Depuis une décennie, l’essor des réseaux sociaux ne cesse de se confirmer. Mais depuis la crise sanitaire, les citoyens sont plus que jamais connectés. Le tout numérique s’avère aujourd’hui bénéfique à la consommation alimentaire. « Les réseaux sociaux deviennent des acteurs forts de la consommation alimentaire et figurent aujourd’hui comme des outils supplémentaires de communication pour toucher la clientèle », note Myriam Saadaoui, directrice marketing chez TheFork. En effet, les applications jouent un rôle désormais majeur auprès des consommateurs. « Les gens sont de plus en plus influencés par ce qu’ils voient sur les réseaux sociaux : recommandations d’influenceurs, d’utilisateurs ou contenus mis en avant selon un algorithme... Parmi les dizaines de milliers de vidéos postées chaque jour sur TikTok, celles présentant des recettes ou des personnes dégustant de la nourriture connaissent un succès phénoménal. Ces vidéos ont même intégré le secteur de la livraison de repas à domicile, comme avec TikTok Kitchen aux États-Unis », indiquent TheFork et NellyRodi. 

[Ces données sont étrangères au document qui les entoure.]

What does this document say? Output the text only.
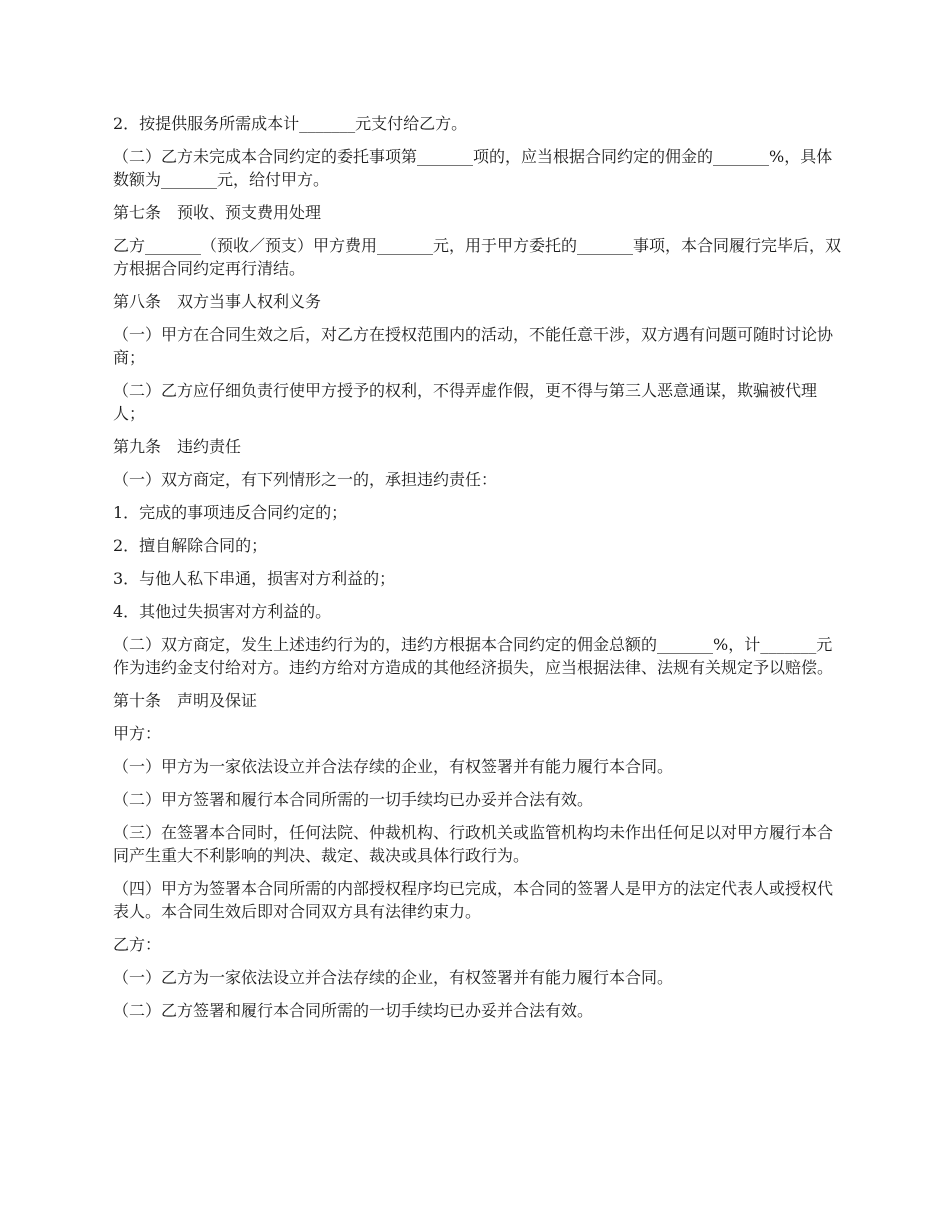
2．按提供服务所需成本计_______元支付给乙方。

（二）乙方未完成本合同约定的委托事项第_______项的，应当根据合同约定的佣金的_______%，具体数额为_______元，给付甲方。

第七条　预收、预支费用处理

乙方_______（预收／预支）甲方费用_______元，用于甲方委托的_______事项，本合同履行完毕后，双方根据合同约定再行清结。

第八条　双方当事人权利义务

（一）甲方在合同生效之后，对乙方在授权范围内的活动，不能任意干涉，双方遇有问题可随时讨论协商；

（二）乙方应仔细负责行使甲方授予的权利，不得弄虚作假，更不得与第三人恶意通谋，欺骗被代理人；

第九条　违约责任

（一）双方商定，有下列情形之一的，承担违约责任：

1．完成的事项违反合同约定的；

2．擅自解除合同的；

3．与他人私下串通，损害对方利益的；

4．其他过失损害对方利益的。

（二）双方商定，发生上述违约行为的，违约方根据本合同约定的佣金总额的_______%，计_______元作为违约金支付给对方。违约方给对方造成的其他经济损失，应当根据法律、法规有关规定予以赔偿。

第十条　声明及保证

甲方：

（一）甲方为一家依法设立并合法存续的企业，有权签署并有能力履行本合同。

（二）甲方签署和履行本合同所需的一切手续均已办妥并合法有效。

（三）在签署本合同时，任何法院、仲裁机构、行政机关或监管机构均未作出任何足以对甲方履行本合同产生重大不利影响的判决、裁定、裁决或具体行政行为。

（四）甲方为签署本合同所需的内部授权程序均已完成，本合同的签署人是甲方的法定代表人或授权代表人。本合同生效后即对合同双方具有法律约束力。

乙方：

（一）乙方为一家依法设立并合法存续的企业，有权签署并有能力履行本合同。

（二）乙方签署和履行本合同所需的一切手续均已办妥并合法有效。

Quand l’art se met à table
Leur enquête révèle que cinq millenials1 sur dix ont commandé leur repas ou sont allés dans un restaurant après l’avoir vu sur TikTok. Plus intéressant encore, 28 % des consommateurs dépensent la moitié de leur salaire pour découvrir de nouveaux aliments. Par ailleurs, sous l’influence d’Instagram, l’art se mêle à la tradition culinaire. « L’esthétique ne cessera d’être importante dans le secteur de l’alimentaire et de la gastronomie, surtout à l’heure des réseaux sociaux, où tous sont en quête de lieux et de plats instagrammables. La nourriture devient ainsi une œuvre d’art à part entière », prévient l’étude. Des changements majeurs qui bousculent les grandes lignes de l’industrie alimentaire et de la consommation dans le monde entier. 

A.P.

1. Appelé génération Y, pour désigner l’ensemble des personnes nées entre 1980 et 2000.